At an Education and Health Standing Committee hearing today, hospital boss David Russell-Weisz and Department of Health director general Bryant Stokes said the decision to transfer responsibility for the health information management system was in the interests of patient confidentiality and clinical safety.
A team of about 12 Serco staff had worked on the project over the past 18 months, but the system will now be managed by the Health Department which will employ about 265 staff at a cost of between $14 - $18 million a year.
Dr Russell-Weisz said he expected a bill from Serco on the costs they had incurred on the project in the next two weeks, but said it would be “minimal.”
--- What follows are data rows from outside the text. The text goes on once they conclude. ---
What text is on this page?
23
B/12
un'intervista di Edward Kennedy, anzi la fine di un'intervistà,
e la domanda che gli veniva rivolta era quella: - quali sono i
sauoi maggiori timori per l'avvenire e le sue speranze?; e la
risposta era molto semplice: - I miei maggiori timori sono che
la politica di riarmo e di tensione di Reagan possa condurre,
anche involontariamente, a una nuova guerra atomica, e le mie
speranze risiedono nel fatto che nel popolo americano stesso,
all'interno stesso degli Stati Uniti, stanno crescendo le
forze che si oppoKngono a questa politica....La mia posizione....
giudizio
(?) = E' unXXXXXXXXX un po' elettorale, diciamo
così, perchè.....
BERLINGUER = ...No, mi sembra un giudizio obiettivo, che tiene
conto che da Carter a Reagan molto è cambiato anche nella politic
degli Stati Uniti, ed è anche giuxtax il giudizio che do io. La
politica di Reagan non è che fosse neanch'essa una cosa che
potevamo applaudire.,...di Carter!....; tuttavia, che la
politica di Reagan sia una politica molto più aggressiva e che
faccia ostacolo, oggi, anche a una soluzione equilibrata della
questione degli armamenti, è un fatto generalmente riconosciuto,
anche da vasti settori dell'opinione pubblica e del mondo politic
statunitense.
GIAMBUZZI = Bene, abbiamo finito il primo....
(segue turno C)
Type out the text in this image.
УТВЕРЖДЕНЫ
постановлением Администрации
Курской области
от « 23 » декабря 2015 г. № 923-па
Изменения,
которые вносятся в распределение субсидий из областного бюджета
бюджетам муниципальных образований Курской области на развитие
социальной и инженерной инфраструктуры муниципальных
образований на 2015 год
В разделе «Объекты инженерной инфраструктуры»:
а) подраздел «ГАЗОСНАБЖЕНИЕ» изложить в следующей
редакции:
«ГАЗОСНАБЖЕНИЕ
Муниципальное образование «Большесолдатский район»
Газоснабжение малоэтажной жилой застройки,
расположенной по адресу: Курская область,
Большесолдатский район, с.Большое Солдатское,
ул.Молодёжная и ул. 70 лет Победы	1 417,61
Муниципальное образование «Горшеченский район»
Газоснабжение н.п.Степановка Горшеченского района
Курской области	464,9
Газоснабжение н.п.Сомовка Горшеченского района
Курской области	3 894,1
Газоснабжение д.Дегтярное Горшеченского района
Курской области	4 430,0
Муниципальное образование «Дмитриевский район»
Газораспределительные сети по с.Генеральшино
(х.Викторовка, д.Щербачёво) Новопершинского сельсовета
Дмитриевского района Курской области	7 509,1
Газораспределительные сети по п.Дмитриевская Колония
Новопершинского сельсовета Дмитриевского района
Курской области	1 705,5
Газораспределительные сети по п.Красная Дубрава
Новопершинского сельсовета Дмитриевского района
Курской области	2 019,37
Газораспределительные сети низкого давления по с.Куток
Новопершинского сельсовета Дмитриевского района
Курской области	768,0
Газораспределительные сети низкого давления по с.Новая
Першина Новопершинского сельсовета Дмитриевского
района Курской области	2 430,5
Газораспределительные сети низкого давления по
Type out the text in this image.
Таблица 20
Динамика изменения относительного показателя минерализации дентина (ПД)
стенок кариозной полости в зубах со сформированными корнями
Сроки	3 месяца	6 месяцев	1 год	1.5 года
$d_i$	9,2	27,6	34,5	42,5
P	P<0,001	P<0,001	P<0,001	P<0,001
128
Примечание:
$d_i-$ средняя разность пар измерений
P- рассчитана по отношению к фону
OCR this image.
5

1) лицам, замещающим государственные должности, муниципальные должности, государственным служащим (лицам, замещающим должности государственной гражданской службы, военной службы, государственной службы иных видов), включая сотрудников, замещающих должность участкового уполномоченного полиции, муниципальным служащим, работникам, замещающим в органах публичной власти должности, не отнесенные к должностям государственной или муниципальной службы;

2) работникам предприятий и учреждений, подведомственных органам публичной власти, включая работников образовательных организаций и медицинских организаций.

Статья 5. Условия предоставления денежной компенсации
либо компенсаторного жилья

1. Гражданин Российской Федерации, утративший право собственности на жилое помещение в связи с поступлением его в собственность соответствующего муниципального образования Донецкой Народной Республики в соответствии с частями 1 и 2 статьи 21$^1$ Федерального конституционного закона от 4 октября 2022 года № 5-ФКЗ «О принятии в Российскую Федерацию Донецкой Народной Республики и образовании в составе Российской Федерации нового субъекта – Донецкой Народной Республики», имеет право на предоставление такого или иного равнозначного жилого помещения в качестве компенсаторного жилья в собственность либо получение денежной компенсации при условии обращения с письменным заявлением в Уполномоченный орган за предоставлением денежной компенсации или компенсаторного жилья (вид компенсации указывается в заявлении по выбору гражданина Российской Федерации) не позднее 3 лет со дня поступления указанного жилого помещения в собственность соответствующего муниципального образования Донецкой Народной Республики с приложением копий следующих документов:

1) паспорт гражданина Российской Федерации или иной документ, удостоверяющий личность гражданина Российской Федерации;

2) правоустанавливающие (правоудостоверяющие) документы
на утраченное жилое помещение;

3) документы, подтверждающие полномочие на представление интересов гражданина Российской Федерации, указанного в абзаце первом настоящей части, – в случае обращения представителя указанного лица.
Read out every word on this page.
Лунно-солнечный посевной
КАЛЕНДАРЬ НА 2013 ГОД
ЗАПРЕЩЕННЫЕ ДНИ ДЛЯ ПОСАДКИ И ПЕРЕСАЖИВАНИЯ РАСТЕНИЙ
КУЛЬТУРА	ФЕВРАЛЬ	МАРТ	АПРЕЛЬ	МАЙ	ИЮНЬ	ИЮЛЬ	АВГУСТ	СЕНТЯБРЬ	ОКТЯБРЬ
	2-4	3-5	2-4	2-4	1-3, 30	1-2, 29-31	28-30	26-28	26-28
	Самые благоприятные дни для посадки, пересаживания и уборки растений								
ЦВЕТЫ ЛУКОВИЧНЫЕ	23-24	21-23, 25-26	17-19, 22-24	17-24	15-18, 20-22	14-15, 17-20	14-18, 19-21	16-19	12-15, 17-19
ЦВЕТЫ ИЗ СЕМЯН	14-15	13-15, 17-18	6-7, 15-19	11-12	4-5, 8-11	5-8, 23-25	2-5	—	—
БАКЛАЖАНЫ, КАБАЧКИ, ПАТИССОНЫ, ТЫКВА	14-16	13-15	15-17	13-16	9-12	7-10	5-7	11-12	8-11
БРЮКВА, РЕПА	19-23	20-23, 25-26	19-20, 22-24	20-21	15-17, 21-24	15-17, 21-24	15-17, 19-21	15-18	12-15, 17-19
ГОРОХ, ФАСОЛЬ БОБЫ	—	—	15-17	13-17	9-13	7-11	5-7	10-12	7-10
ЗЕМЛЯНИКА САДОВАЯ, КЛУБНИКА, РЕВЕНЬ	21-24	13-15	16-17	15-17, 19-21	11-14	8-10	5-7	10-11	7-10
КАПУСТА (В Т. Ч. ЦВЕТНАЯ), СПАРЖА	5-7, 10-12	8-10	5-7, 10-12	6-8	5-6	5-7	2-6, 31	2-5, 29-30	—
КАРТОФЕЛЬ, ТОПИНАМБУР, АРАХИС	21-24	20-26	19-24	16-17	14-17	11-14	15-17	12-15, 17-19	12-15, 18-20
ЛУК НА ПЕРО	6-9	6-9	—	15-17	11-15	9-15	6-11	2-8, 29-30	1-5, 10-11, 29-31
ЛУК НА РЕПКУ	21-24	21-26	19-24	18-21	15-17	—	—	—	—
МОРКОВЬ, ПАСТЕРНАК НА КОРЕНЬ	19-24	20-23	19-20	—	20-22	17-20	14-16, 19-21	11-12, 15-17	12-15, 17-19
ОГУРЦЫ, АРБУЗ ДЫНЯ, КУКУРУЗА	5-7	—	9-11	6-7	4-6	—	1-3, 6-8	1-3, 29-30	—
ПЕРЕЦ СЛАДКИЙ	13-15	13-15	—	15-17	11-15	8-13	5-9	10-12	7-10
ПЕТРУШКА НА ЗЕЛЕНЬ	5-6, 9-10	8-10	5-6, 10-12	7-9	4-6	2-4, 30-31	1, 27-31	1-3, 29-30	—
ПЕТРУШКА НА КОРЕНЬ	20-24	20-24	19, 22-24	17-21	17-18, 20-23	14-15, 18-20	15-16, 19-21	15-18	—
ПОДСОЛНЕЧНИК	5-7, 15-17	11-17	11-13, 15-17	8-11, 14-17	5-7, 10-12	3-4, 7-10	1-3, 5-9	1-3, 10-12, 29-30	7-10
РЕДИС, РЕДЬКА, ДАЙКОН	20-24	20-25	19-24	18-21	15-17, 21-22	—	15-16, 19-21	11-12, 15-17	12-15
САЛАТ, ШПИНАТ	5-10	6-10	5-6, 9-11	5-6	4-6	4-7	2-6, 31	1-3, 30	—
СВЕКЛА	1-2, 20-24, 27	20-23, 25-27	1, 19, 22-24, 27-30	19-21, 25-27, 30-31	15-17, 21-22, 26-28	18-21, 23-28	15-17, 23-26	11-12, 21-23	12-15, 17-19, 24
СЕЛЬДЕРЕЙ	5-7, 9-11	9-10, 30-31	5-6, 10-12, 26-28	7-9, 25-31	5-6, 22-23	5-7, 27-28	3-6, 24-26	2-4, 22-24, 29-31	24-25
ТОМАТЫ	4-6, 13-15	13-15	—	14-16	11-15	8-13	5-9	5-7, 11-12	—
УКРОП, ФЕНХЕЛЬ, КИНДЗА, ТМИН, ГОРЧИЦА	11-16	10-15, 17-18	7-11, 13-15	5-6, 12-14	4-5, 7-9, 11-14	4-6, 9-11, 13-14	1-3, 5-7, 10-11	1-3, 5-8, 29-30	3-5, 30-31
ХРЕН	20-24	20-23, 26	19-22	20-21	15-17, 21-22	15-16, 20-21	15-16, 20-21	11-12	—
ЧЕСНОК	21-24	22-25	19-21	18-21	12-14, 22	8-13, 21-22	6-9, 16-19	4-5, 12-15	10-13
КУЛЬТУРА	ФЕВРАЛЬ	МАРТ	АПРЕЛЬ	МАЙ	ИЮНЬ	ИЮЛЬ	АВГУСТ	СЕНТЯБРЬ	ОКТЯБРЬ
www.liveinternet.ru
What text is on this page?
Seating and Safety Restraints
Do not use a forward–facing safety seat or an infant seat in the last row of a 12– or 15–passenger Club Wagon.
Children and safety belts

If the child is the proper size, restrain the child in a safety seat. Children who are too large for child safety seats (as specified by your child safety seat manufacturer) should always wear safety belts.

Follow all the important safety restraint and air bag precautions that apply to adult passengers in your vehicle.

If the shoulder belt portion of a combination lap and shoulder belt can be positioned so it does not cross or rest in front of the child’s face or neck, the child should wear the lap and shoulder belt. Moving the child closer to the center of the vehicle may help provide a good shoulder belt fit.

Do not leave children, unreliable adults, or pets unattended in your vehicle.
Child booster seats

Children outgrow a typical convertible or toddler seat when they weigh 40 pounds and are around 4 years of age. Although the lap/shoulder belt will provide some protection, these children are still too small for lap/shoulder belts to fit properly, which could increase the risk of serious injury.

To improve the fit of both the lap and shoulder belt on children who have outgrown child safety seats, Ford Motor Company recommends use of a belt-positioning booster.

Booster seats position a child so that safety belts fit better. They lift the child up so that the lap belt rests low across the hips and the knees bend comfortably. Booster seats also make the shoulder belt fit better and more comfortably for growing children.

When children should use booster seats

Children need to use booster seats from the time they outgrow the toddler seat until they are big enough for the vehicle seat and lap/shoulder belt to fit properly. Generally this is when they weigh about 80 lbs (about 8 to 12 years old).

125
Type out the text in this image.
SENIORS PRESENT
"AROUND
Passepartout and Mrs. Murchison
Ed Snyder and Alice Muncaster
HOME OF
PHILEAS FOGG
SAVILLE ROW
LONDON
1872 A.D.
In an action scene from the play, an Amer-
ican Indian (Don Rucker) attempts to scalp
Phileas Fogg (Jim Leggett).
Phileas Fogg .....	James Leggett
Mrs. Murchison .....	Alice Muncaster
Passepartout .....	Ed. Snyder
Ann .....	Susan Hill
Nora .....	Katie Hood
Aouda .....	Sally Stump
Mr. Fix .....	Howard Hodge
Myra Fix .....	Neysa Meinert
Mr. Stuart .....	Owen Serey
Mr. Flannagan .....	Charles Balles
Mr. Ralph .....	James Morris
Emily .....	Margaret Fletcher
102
The pair said the two strands of the contract – covering health records management, clinical coding, scheduling and billing - were not “locked down” when the $4.3 billion contract with Serco was signed in July 2011.
Professor Stokes told the hearing it would be a smoother process to include all health information management staff under the one umbrella, and said perhaps those who wrote the contract at the time “did not understand the nuances” of the system.
Committee chair, former Government minister Graham Jacobs, said after the hearing it was clear the services were part of the contract with Serco.
“What we asked is what caused that to be extricated from the contract, what were the concerns there, and we were given the answer that they were concerned about patient confidentiality,” he said.
“We would have thought those patient confidentiality issues would have been resolved and certainly considered in the original contract. We’re talking about a contract that was signed in July 2011.”
He said it was disappointing the Department was yet to finalise the cost to taxpayers.
Outside the hearing, Professor Stokes said the variation to the contract was to ensure continuity of clinical care.
“This is not to say it wouldn’t have happened in the other way, but at least as a health manager, when you’ve got staff you know are your staff, you are able to work with them, particularly in a clinical setting,” he said.
“Because I’m an old fashioned person I suppose I wanted to have our staff working with the clinical area.”
Professor Stokes confirmed the hospital was set to open on October 4, with rehabilitation patients the first to be transferred.